La pobreza infantil aflojó, pero UNICEF anticipa un posible rebote en 2026
El organismo marcó una mejora en 2025 y la cifra tocó su piso desde 2018. Sin embargo, advierte que la presión económica podría empujar otra vez los números hacia arriba en el arranque de 2026.
UNICEF Argentina presentó un informe que dejó una señal de alivio, aunque con bastante cautela. Según el relevamiento titulado Pobreza monetaria y privaciones vinculadas a derechos en niñas y niños, hacia fines de 2025 había 5,1 millones de niñas, niños y adolescentes en hogares pobres, menos que los 6,3 millones registrados en 2024. El dato representa el nivel más bajo desde 2018, pero no alcanza para bajar la guardia.
De acuerdo con los datos oficiales utilizados por la organización, en el segundo semestre de 2025 la pobreza infantil llegó al 42,3%, es decir, cuatro de cada diez chicas y chicos en el país. En paralelo, la indigencia alcanzó al 9,4%. El informe también remarca que, dentro de ese universo, el 1,1% está en una situación todavía más extrema, aunque el indicador bajó fuerte frente al segundo semestre de 2024, cuando había llegado al 52,7%.
La mejora, sin embargo, podría durar poco. UNICEF advierte que para el primer semestre de 2026 la pobreza infantil podría volver a subir y rondar el 44,4%. Entre los factores que explican ese posible giro aparecen el nivel de ingresos de las familias, el costo de las canastas básicas, el mercado laboral y las transferencias sociales. En criollo: si esos frentes no aflojan, la recuperación puede quedar a mitad de camino.
El informe también muestra una desigualdad que golpea de lleno en los hogares más frágiles. Cuando el nivel educativo del hogar es bajo, la pobreza trepa al 68%; y si la persona de referencia está desocupada, sube al 74,8%. Además, cuando la casa está sostenida únicamente por una mujer, la pobreza infantil afecta al 52,8%. Son números que exponen, sin maquillaje, dónde aprieta más fuerte la crisis.
Otro punto que preocupa es que siete de cada 10 hogares con niñas, niños y adolescentes recurrieron alguna vez a mecanismos de ayuda para sumar ingresos, como endeudarse, vender pertenencias o comprar fiado. A eso se suma que el 42,8% de chicas y chicos presenta al menos una privación no monetaria, ligada a vivienda, saneamiento, agua, hábitat, educación o protección social. El estudio además señala que la indigencia infantil sería seis puntos más alta si no existieran las transferencias monetarias.

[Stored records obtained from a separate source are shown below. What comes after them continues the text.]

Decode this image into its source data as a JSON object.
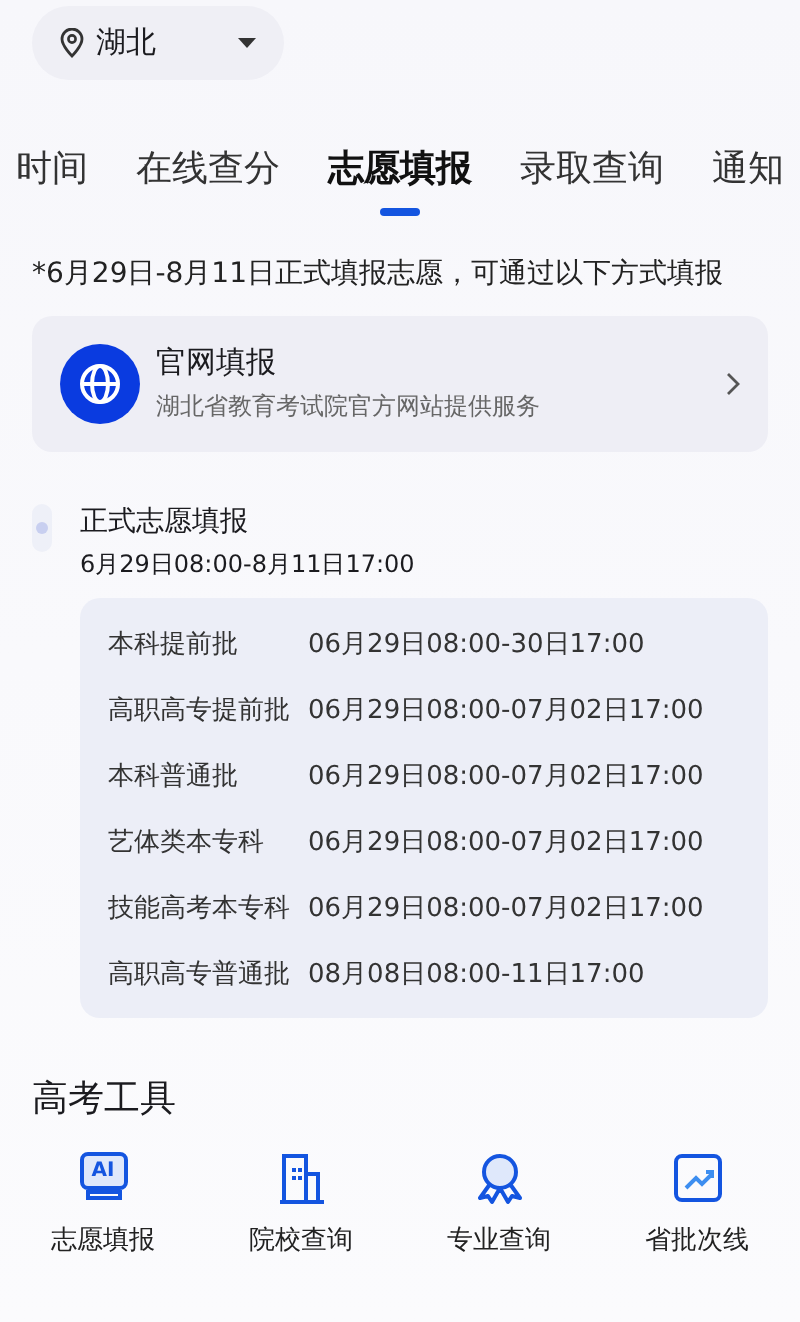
{
  "location": {
    "label": "湖北"
  },
  "tabs": [
    {
      "label": "时间",
      "selected": false
    },
    {
      "label": "在线查分",
      "selected": false
    },
    {
      "label": "志愿填报",
      "selected": true
    },
    {
      "label": "录取查询",
      "selected": false
    },
    {
      "label": "通知",
      "selected": false
    }
  ],
  "notice": "*6月29日-8月11日正式填报志愿，可通过以下方式填报",
  "official_card": {
    "title": "官网填报",
    "subtitle": "湖北省教育考试院官方网站提供服务"
  },
  "timeline": {
    "title": "正式志愿填报",
    "period": "6月29日08:00-8月11日17:00",
    "rows": [
      {
        "batch": "本科提前批",
        "time": "06月29日08:00-30日17:00"
      },
      {
        "batch": "高职高专提前批",
        "time": "06月29日08:00-07月02日17:00"
      },
      {
        "batch": "本科普通批",
        "time": "06月29日08:00-07月02日17:00"
      },
      {
        "batch": "艺体类本专科",
        "time": "06月29日08:00-07月02日17:00"
      },
      {
        "batch": "技能高考本专科",
        "time": "06月29日08:00-07月02日17:00"
      },
      {
        "batch": "高职高专普通批",
        "time": "08月08日08:00-11日17:00"
      }
    ]
  },
  "tools": {
    "title": "高考工具",
    "items": [
      {
        "kind": "ai",
        "icon_text": "AI",
        "label": "志愿填报"
      },
      {
        "kind": "building",
        "label": "院校查询"
      },
      {
        "kind": "medal",
        "label": "专业查询"
      },
      {
        "kind": "chart",
        "label": "省批次线"
      }
    ]
  }
}
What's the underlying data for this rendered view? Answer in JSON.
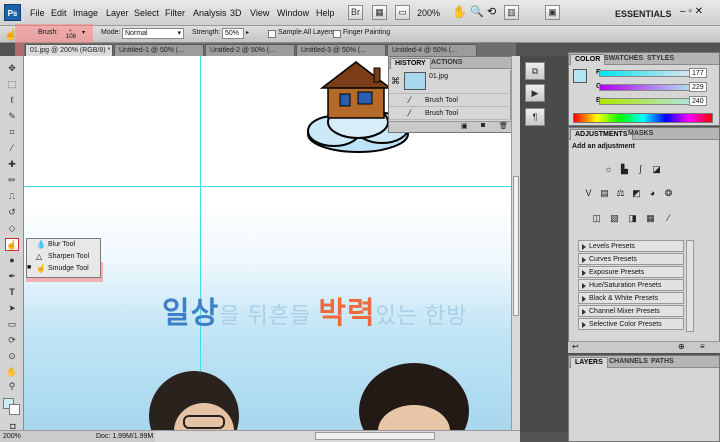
{
  "app": {
    "logo": "Ps",
    "workspace": "ESSENTIALS",
    "zoom": "200%"
  },
  "menu": [
    "File",
    "Edit",
    "Image",
    "Layer",
    "Select",
    "Filter",
    "Analysis",
    "3D",
    "View",
    "Window",
    "Help"
  ],
  "options": {
    "brush_label": "Brush:",
    "brush_size": "108",
    "mode_label": "Mode:",
    "mode_value": "Normal",
    "strength_label": "Strength:",
    "strength_value": "50%",
    "sample_all": "Sample All Layers",
    "finger_painting": "Finger Painting"
  },
  "tabs": [
    "01.jpg @ 200% (RGB/8) *",
    "Untitled-1 @ 50% (...",
    "Untitled-2 @ 50% (...",
    "Untitled-3 @ 50% (...",
    "Untitled-4 @ 50% (..."
  ],
  "canvas": {
    "text_blue": "일상",
    "text_mid1": "을 뒤흔들 ",
    "text_orange": "박력",
    "text_mid2": "있는 한방"
  },
  "flyout": [
    "Blur Tool",
    "Sharpen Tool",
    "Smudge Tool"
  ],
  "history": {
    "tabs": [
      "HISTORY",
      "ACTIONS"
    ],
    "snapshot": "01.jpg",
    "items": [
      "Brush Tool",
      "Brush Tool"
    ]
  },
  "color": {
    "tabs": [
      "COLOR",
      "SWATCHES",
      "STYLES"
    ],
    "r_label": "R",
    "g_label": "G",
    "b_label": "B",
    "r": "177",
    "g": "229",
    "b": "240",
    "swatch": "#b1e5f0"
  },
  "adjustments": {
    "tabs": [
      "ADJUSTMENTS",
      "MASKS"
    ],
    "heading": "Add an adjustment",
    "presets": [
      "Levels Presets",
      "Curves Presets",
      "Exposure Presets",
      "Hue/Saturation Presets",
      "Black & White Presets",
      "Channel Mixer Presets",
      "Selective Color Presets"
    ]
  },
  "layers": {
    "tabs": [
      "LAYERS",
      "CHANNELS",
      "PATHS"
    ]
  },
  "status": {
    "zoom": "200%",
    "doc": "Doc: 1.99M/1.99M"
  }
}
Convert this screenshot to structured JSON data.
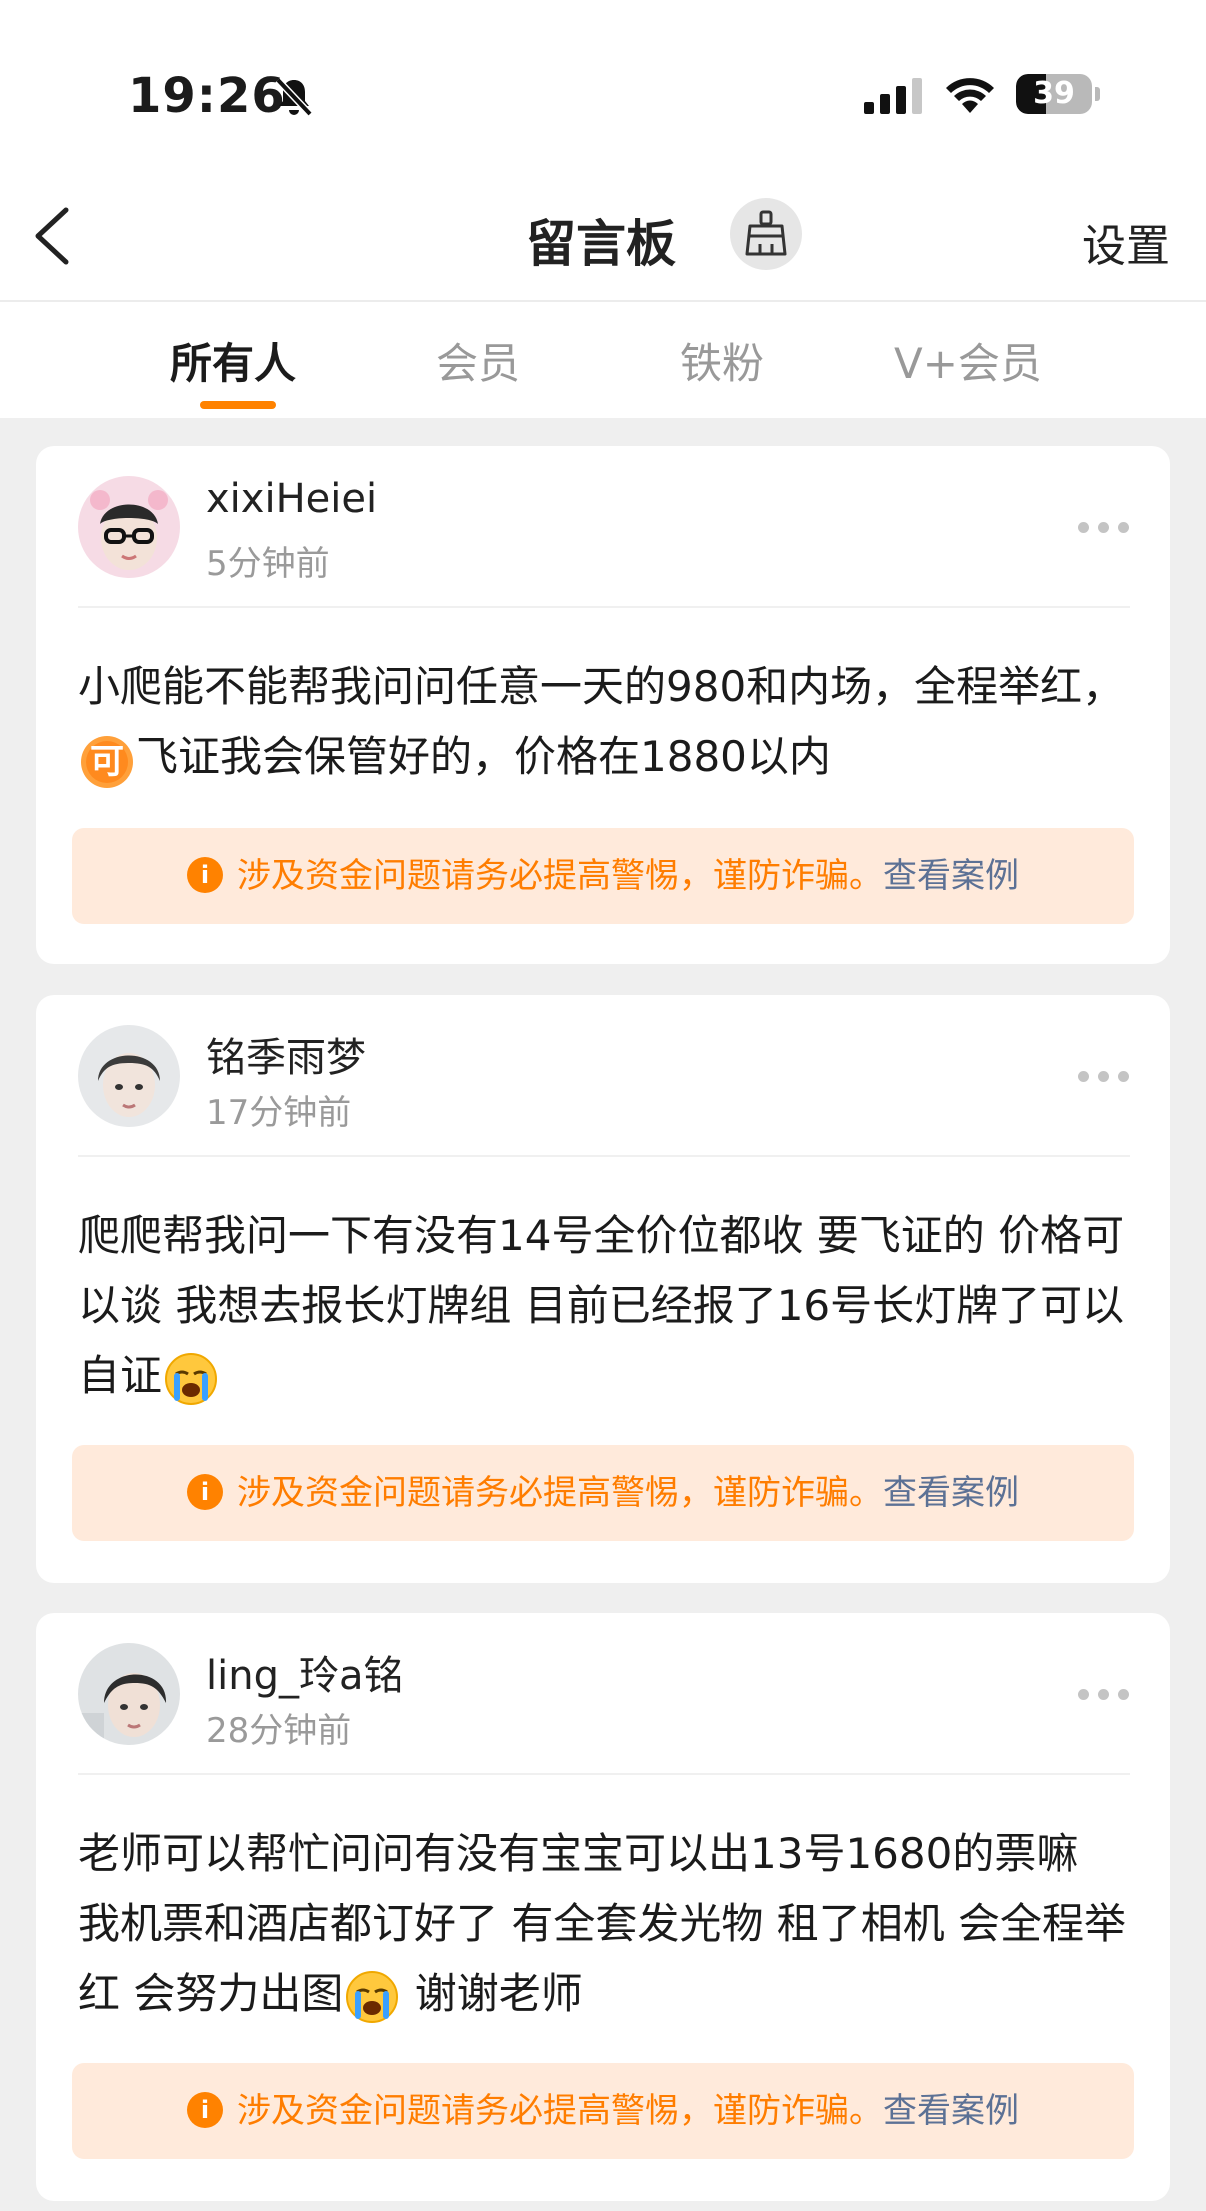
{
  "status": {
    "time": "19:26",
    "battery": "39",
    "battery_level_percent": 39
  },
  "nav": {
    "title": "留言板",
    "settings": "设置"
  },
  "tabs": [
    {
      "label": "所有人",
      "active": true
    },
    {
      "label": "会员",
      "active": false
    },
    {
      "label": "铁粉",
      "active": false
    },
    {
      "label": "V+会员",
      "active": false
    }
  ],
  "colors": {
    "accent": "#ff8200",
    "warning_text": "#ff7d00",
    "warning_bg": "#ffeadb",
    "link": "#5c7195"
  },
  "messages": [
    {
      "user": "xixiHeiei",
      "time": "5分钟前",
      "text_before_badge": "小爬能不能帮我问问任意一天的980和内场，全程举红，",
      "badge": "可",
      "text_after_badge": "飞证我会保管好的，价格在1880以内",
      "warning": "涉及资金问题请务必提高警惕，谨防诈骗。",
      "warning_link": "查看案例"
    },
    {
      "user": "铭季雨梦",
      "time": "17分钟前",
      "text_before_emoji": "爬爬帮我问一下有没有14号全价位都收 要飞证的 价格可以谈 我想去报长灯牌组 目前已经报了16号长灯牌了可以自证",
      "emoji": "crying-face-icon",
      "warning": "涉及资金问题请务必提高警惕，谨防诈骗。",
      "warning_link": "查看案例"
    },
    {
      "user": "ling_玲a铭",
      "time": "28分钟前",
      "text_before_emoji": "老师可以帮忙问问有没有宝宝可以出13号1680的票嘛 我机票和酒店都订好了 有全套发光物 租了相机 会全程举红 会努力出图",
      "emoji": "crying-face-icon",
      "text_after_emoji": " 谢谢老师",
      "warning": "涉及资金问题请务必提高警惕，谨防诈骗。",
      "warning_link": "查看案例"
    }
  ]
}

En el cierre, UNICEF Argentina subraya que la pobreza pega con más fuerza en niñas, niños y adolescentes que en el resto de la población. Mientras la pobreza general fue del 28,2% en el segundo semestre de 2025, entre menores de edad se ubicó en 42,3%. La misma brecha se repite en la indigencia, con 6,3% en toda la población y 9,4% en chicos y chicas. Por eso, la entidad insiste en que la mejora todavía no está consolidada y que el arranque de 2026 puede traer otra mala noticia.